HKU Engineering Team Unveils Self-Protecting Catalyst Advancing Durable And Affordable Green Hydrogen

An international research team led by Professor Philip C.Y. Chow at The University of Hong Kong (HKU) has unveiled a new catalyst that overcomes a major challenge in producing green hydrogen at scale. This innovation makes the process of producing oxygen efficiently and reliably in the harsh acidic environment used by today’s most promising industrial electrolysers.

Green hydrogen is seen as a clean fuel that can help reduce carbon emissions across industries like steelmaking, chemical production, long-distance transportation, and seasonal energy storage. Proton exchange membrane (PEM) electrolysers are preferred for their compact design and rapid response, but they operate in acidic conditions that are exceptionally demanding on the oxygen evolution reaction (OER) catalyst. Currently, the best catalysts use rare and expensive metals like iridium. Alternative materials often break down quickly, making green hydrogen too expensive for widespread use. Finding a catalyst that’s both durable and affordable is crucial for scaling up green hydrogen production.

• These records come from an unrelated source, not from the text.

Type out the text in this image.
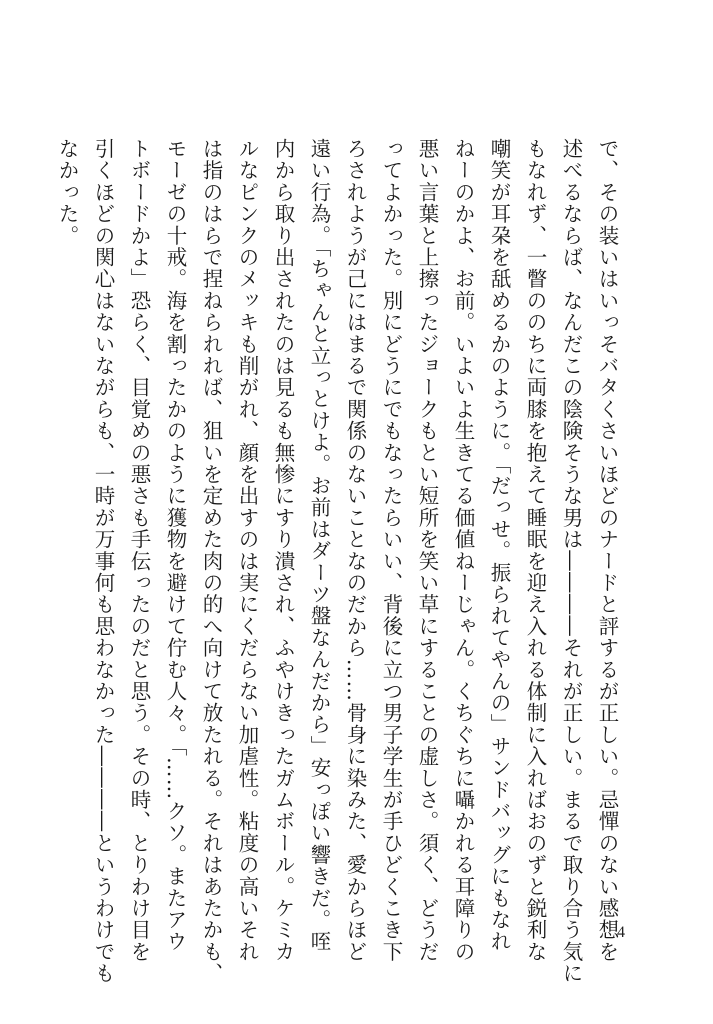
で、その装いはいっそバタくさいほどのナードと評するが正しい。忌憚のない感想を
述べるならば、なんだこの陰険そうな男は――――それが正しい。まるで取り合う気に
もなれず、一瞥ののちに両膝を抱えて睡眠を迎え入れる体制に入ればおのずと鋭利な
嘲笑が耳朶を舐めるかのように。「だっせ。振られてやんの」サンドバッグにもなれ
ねーのかよ、お前。いよいよ生きてる価値ねーじゃん。くちぐちに囁かれる耳障りの
悪い言葉と上擦ったジョークもとい短所を笑い草にすることの虚しさ。須く、どうだ
ってよかった。別にどうにでもなったらいい、背後に立つ男子学生が手ひどくこき下
ろされようが己にはまるで関係のないことなのだから……骨身に染みた、愛からほど
遠い行為。「ちゃんと立っとけよ。お前はダーツ盤なんだから」安っぽい響きだ。咥
内から取り出されたのは見るも無惨にすり潰され、ふやけきったガムボール。ケミカ
ルなピンクのメッキも削がれ、顔を出すのは実にくだらない加虐性。粘度の高いそれ
は指のはらで捏ねられれば、狙いを定めた肉の的へ向けて放たれる。それはあたかも、
モーゼの十戒。海を割ったかのように獲物を避けて佇む人々。「……クソ。またアウ
トボードかよ」恐らく、目覚めの悪さも手伝ったのだと思う。その時、とりわけ目を
引くほどの関心はないながらも、一時が万事何も思わなかった――――というわけでも
なかった。
4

The research team’s solution is a new catalyst made with single atoms of ruthenium (a platinum-group metal) spread across tiny particles of manganese oxybromide (Mn7.5O10Br3), also known as Ru‑MOB. During operation, the catalyst “self-adjusts” its surface, forming a thin protective layer of modified manganese dioxide (γ‑MnO2). This dynamic layer acts like a skin that shields the catalyst from damage while remaining highly active, allowing it to produce oxygen efficiently and stay stable over time.

Using advanced testing techniques and computer simulations, the researchers showed that this self‑formed layer guides the chemical reactions down a safer, more efficient pathway. It favours the formation of oxygen directly from water, while preventing destructive reactions that can damage the catalyst.

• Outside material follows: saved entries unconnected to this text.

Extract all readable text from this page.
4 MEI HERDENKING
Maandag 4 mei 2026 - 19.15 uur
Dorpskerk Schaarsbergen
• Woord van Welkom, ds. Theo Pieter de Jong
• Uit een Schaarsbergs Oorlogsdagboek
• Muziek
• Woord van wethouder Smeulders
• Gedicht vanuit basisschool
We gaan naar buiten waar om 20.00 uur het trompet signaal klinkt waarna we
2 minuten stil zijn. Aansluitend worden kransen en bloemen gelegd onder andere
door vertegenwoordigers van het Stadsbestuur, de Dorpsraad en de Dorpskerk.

In laboratory tests, the Ru‑MOB catalyst required only a small extra voltage—just 208.3 millivolts—to produce hydrogen efficiently at a typical current density. It also demonstrated exceptional durability, running for more than 1,400 hours at a standard operating level without significant degradation, and over 200 hours at higher current levels. This combination of high efficiency and long-lasting performance in acidic conditions, while using a minimal amount of ruthenium, is a major step toward making affordable, reliable green hydrogen a reality.

Beyond these impressive performance results, the study offers a powerful blueprint for designing durable catalysts: using a self-reconstructing mechanism and single‑atom tuning to regulate the reactions happen and protect the catalyst during operation.

Professor Philip Chow commented, “This approach can guide the development of the next-generation materials for clean hydrogen and other electrochemical processes, accelerating the adoption of green energy solutions across industries such as shipping, aviation, power grids, and long‑term energy storage.”